アメリカで網膜剥離になり右目の視界がほとんど真っ黒になってしまった時、鏡に映る自分の目が母の失明した右目と重なった瞬間があり、その時本能的に、私は自分に必要でないものは母から引き継がないことを決めた。
意志を持って何かを決める時、エネルギーが大きく動く。そこから関係性の変化が始まったと言える。自分の軸が強化されるに従って、母と同化されていた部分が浮き彫りになり、違和感とイライラが募っていった。

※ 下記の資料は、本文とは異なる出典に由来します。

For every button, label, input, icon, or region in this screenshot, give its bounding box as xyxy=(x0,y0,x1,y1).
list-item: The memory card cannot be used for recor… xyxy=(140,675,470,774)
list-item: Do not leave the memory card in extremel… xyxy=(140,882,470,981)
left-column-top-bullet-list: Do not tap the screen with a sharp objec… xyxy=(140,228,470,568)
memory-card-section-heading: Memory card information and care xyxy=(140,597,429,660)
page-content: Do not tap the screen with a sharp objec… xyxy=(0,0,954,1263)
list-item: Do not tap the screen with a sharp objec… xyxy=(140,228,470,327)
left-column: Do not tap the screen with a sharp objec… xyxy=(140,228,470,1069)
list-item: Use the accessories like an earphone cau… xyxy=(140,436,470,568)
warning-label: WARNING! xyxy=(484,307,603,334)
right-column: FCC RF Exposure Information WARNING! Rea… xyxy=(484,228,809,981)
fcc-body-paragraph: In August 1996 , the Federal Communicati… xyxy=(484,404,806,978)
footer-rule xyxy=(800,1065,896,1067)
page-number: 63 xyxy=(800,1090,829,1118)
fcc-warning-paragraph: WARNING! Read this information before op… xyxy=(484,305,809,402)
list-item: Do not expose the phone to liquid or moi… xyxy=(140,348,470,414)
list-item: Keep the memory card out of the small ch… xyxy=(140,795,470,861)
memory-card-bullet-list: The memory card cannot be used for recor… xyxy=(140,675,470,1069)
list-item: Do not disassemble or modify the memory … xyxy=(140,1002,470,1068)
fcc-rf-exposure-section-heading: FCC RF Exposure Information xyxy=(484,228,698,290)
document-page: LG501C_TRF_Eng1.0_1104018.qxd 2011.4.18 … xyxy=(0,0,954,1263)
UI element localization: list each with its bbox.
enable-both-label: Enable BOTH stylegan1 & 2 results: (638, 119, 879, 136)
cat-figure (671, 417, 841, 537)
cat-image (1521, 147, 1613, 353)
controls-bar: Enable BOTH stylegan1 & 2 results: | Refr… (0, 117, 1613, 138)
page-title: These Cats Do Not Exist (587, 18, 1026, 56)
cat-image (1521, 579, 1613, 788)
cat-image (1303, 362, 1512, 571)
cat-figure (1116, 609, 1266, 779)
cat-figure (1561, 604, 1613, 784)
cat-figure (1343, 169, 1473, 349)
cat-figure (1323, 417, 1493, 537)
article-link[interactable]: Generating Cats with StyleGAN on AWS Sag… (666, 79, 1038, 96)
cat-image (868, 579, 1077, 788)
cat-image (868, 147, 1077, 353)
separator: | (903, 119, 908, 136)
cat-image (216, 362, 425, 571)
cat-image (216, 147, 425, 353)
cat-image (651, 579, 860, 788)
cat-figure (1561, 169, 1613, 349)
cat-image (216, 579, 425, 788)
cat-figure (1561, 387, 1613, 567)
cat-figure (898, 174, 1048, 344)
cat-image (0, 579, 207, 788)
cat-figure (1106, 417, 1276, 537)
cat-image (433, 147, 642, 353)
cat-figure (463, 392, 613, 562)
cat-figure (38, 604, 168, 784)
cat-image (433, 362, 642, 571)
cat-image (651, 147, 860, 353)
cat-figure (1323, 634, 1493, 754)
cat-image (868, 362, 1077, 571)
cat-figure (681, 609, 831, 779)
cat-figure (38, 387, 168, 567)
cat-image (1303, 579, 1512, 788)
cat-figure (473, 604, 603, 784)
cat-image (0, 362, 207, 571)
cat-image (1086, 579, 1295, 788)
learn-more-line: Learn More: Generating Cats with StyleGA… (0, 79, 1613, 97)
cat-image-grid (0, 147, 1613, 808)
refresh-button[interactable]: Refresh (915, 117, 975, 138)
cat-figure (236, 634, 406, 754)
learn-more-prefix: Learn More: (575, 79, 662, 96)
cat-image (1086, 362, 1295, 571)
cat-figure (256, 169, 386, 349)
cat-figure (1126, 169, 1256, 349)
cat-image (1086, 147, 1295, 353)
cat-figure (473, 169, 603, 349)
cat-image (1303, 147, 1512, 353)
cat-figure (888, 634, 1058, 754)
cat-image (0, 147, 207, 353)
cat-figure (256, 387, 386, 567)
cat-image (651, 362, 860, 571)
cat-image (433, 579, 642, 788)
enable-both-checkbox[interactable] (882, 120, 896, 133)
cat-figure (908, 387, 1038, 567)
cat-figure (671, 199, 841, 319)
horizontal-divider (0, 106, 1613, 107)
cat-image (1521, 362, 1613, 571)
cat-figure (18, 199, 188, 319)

それでも、しばらくはずっと我慢していた。私の子供の頃からの癖である。なぜ我慢をするのかというところを探っていくと、奥に「守りたい」という気持ちがある。私は子供の頃から、親のためになら死ねるとずっと思ってきた。それほど自分にとっては特別に大切な人達だった。そのことを初めて父と母に打ち明けたいと思った時がやって来た。
私は、実家にいたある夜、父と母の前でそのことを伝えた。二人ともじっと聞いていた。話し終わると父が「なんて素晴らしい話なんだ、親のために死ねるなんて、こんな親孝行はない」といって褒めてくれた。そのすぐ後に、母が「子供に守られるなんてどういうこと?!それは親に対する最大の侮辱だ、私はそんな情けない親か!」と言って激怒した。
その瞬間、私はわかった。両極だ、私はこれを与えられている、子供としてその間に立つ、と。それと同時に、否定的な感情を吐き出す母に、嫌だと思いながらも子供の頃からあれほど寄り添って受け取ってきた自分のことを、母は何もわかってはいなかったのかと思うと、これまでのことがバカらしく思えてきて、引きずってきたものが吹っ切れた。
その直後に、母が私をわかっていなかったのではなく、私が母に対してこう思っていて欲しいという期待があったのだと気づいた。あれほど母のことをわかっていると思っていたが、結局私は母のことは何も知らないのかもしれない、とまで思った。そう思った瞬間に、私の頭の中でパンと小さな衝撃音があり、一瞬で私が大きく後ろに下がり、そこに隔たりができた感覚があった。
そこからは、今まで思ったことを言えなかった私は、まるで敗者復活戦であるかのように、実家へ行くたびに母と激しくぶつかった。
ものの見方や考え方がもう随分違ってしまっていること、同じスペースにいても、互いにかなりかけ離れた世界にいることを嫌という程見せられた。実家へ行くたびに、母の口から壊れたテープレコーダーのように過去の否定的な体験が詰まった古いプログラムが何度も再生され、母に「あなたが違う人になってしまったので、私はあなたのことが怖くて怖くて仕方がないが、自分に自信がなく、自分には何の力もないからあなたにしがみついていたい、自分はただもう早く死にたいと思っている」と言われ続けた。
どんなに母が嘆いても、以前は疑うこともなくいた場所に、私はもう戻ることはできない。しばらくの間母とのぶつかり合いを繰り返しながら距離を作っていき、私は自分の新しい立ち位置を築いていった。